Le strutture sanitarie sono collassate e per far fronte all’emergenza è in via di costruzione, a tempi di record, un nuovo ospedale con capacità di mille letti. L’avvio della costruzione di un secondo ospedale con un numero di letti ancora maggiore dovrebbe essere imminente.
Al di fuori di Wuhan, nella provincia di Hunei, risultano completamente paralizzate anche altre città, dove vivono 70 milioni di persone, più della popolazione italiana. Qui lo stato d’allerta è passato da 3 a 1 e vige il coprifuoco, insieme al divieto di utilizzare qualsiasi tipo di trasporto a motore.
Sulla situazione a Pechino e Shangai, è possibile reperire un maggior numero d’informazione da fonti ufficiali, sia cinesi che internazionali. In ambo le megalopoli, morti e contagiati sono in crescita, anche se le cifre comunicate restano nell’ordine delle decine e delle centinaia, e la riapertura di scuole e asili è stata posticipata.
Al contempo, qualsiasi forma di trasporto pubblico sarebbe stata bloccata, ma di ciò non viene fatta menzione in comunicati stampa e dichiarazioni pubbliche. Forse per non confermare l’impressione di una Cina completamente paralizzata, fornita dalla sospensione delle celebrazioni del capodanno e dello svolgimento di varie competizioni sportive, tra cui il campionato di calcio.
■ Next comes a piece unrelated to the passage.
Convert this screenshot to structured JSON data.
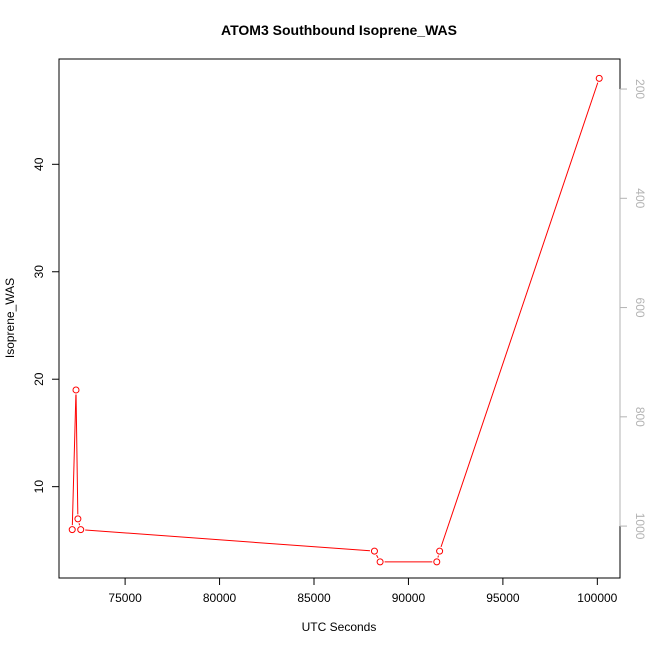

Dalla Cina al resto del mondo il passo è breve. In Europa, sono 10 i casi d’infezione sin qui accertati: 5 persone in Francia, 4 in Germania e uno in Finlandia. l’Italia è stata finora risparmiata, ma montano sia tensione che confusione. Smentiti dalle verifiche epidemiologiche i presunti casi di Pistoia, Napoli, Parma e Roma, a tenere banco è la vicenda della nave da crociera con oltre 7mila passeggeri ferma al porto di Civitavecchia per volontà del sindaco, oppostosi al via libero allo sbarco giunto dalla capitaneria.
I primi test su due passeggeri di nazionalità cinese sono risultati negativi, ma il sindaco vorrebbe attendere l’esito degli esami definitivi prima che tutti coloro che si trovano sull’imbarcazione possano scendere a terra. Un periodo di quarantena di circa 2 settimane attende invece sicuramente la cinquantina di cittadini italiani che si trovano tuttora a Wuhan e torneranno in patria “entro 48/72 ore […] con un aereo civile sotto l’egida militare”, ha affermato il viceministro della Salute, Pierpaolo Sileri.
Come deve reagire l’Italia di fronte a una simile emergenza? In primo luogo, mantenendo la calma. A tal fine, i viaggi in Cina andrebbero altamente sconsigliati, ma non proibiti come hanno fatto Germania, Gran Bretagna e Stati Uniti, con la sospensione dei voli da parte Lufthansa, British Airlines e American Airlines. Soprattutto, il governo italiano deve garantire ai cittadini un’informazione costante e corretta, in modo da contrastare le fake news incombenti, che stanno generando solo panico tra la popolazione. Esattamente il contrario di quanto fatto finora dalle autorità di Pechino.